Ich glaube niemand wird ernsthaft bestreiten, dass die wichtigste Aufgabe der Wirtschaftswissenschaften, die einzige, womit sie ihre soziale Bedeutung rechtfertigen könnten, die Fähigkeit wäre, solchen Entwicklungen vorzubeugen. Sie müssten imstande sein, die Bedingungen sichtbar zu machen, die solches Unglück ermöglichen oder erzwingen. Umgekehrt müssten sie natürlich auch in der Lage sein, jene Bedingungen aufzuzeigen, die derartige Katastrophen verhindern. Die strengen (Natur-)Wissenschaften haben seit wenigstens 6000 Jahren genau dadurch, nämlich durch zutreffende Prognosen, ihren Ruf begründet. Sonnen- und Mondfinsternisse haben Babylonier ebenso wie Ägypter, Inkas und Mayas voraussagen können und dadurch Prestige gewonnen. Der Erfolg der modernen Naturwissenschaften beruht, wie kein Geringerer als Ludwig Boltzmann betonte, auf ihren für jedermann sichtbaren Errungenschaften. Sie haben ihre Voraussagen derart verfeinern können, dass wir heute genau berechnen konnen, wann und wo eine Sonde am Mars aufsetzt oder welche chemische Zusammensetzung ein mehrere Lichtjahrzehnte von uns entfernter Stern besitzt. Dagegen wissen und wussten 95 Prozent der Okonomen nichts über Krisen zu sagen, die möglicherweise nur wenige Monate oder Wochen zeitlich von ihnen entfernt die Welt erschüttern und Millionen von Menschen in den Abgrund der Armut reisen.

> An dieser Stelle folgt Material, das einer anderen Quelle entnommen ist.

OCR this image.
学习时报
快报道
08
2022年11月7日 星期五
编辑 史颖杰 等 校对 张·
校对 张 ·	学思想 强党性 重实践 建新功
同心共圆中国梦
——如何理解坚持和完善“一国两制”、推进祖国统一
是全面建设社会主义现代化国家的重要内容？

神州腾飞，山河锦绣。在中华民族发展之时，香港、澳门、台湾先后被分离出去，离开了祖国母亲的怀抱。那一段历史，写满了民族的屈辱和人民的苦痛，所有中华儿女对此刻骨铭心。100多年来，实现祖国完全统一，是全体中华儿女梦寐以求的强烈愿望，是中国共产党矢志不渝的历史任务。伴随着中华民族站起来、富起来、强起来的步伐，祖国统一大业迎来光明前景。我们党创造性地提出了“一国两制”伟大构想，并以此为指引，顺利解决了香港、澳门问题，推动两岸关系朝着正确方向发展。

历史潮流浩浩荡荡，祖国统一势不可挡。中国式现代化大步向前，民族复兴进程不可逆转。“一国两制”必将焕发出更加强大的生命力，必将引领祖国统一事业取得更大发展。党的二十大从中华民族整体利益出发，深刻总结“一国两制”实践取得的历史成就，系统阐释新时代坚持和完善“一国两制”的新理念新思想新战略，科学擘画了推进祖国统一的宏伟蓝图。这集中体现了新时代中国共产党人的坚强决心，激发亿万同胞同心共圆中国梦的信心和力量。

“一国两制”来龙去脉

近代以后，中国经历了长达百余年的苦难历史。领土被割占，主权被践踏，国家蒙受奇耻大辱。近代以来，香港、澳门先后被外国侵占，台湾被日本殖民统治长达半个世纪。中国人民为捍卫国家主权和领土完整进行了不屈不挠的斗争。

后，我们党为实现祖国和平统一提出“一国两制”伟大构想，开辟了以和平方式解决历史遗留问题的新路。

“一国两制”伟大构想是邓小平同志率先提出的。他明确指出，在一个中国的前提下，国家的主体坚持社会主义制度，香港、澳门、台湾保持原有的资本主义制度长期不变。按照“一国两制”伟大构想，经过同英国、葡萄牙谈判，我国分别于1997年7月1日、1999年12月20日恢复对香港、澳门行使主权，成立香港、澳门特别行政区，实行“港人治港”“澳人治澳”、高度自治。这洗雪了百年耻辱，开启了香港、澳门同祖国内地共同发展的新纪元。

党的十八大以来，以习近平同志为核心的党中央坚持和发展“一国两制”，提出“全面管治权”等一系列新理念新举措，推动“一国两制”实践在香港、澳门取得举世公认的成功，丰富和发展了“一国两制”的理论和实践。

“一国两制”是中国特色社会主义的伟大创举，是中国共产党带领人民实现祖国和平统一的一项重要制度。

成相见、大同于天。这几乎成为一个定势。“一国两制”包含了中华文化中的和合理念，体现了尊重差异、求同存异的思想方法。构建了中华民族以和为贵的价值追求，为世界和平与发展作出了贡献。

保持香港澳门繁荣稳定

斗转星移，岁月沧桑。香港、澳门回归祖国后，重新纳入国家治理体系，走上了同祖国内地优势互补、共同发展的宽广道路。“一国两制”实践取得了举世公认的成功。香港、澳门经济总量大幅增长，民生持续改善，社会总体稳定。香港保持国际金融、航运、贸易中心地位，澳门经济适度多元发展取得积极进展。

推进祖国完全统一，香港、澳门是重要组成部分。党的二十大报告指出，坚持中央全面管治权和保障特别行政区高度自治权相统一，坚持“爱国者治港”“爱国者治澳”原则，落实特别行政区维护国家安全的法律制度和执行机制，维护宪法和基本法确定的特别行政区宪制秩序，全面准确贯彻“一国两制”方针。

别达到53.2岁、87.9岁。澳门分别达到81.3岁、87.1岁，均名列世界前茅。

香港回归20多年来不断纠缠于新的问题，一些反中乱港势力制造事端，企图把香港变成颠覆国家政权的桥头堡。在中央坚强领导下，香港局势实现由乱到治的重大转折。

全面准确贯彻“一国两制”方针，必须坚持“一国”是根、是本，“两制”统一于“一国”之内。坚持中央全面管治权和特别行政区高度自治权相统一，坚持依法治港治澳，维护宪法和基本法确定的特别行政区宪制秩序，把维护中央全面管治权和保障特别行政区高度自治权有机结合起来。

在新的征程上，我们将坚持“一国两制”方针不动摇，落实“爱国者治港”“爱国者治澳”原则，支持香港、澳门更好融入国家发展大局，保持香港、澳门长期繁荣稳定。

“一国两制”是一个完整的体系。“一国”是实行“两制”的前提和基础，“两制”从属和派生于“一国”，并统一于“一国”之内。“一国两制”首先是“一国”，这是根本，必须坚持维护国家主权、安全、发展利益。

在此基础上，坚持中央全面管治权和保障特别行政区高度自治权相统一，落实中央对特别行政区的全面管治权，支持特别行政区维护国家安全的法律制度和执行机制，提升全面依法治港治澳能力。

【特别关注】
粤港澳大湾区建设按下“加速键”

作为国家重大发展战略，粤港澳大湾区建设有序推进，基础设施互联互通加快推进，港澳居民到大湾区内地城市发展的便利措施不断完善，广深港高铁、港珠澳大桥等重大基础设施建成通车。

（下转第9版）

Angesichts dieser auffallenden Wirklichkeitsblindheit der Ökonomen, die in stärkstem Kontrast zu den Erfolgen der Naturwissenschaft steht, scheint die Frage durchaus berechtigt, ob und in wie weit Ökonomie eine Wissenschaft ist? Von einem Versagen einzelner lässt sich schwer sprechen, wenn 95 Prozent sich als blind fur kommende Entwicklungen erweisen. Liegt es vielleicht am Gegenstand selbst, der sich der Erkenntnis weitgehend oder vielleicht auch völlig entzieht? Oder kommen hier noch ganz andere Gründe ins Spiel?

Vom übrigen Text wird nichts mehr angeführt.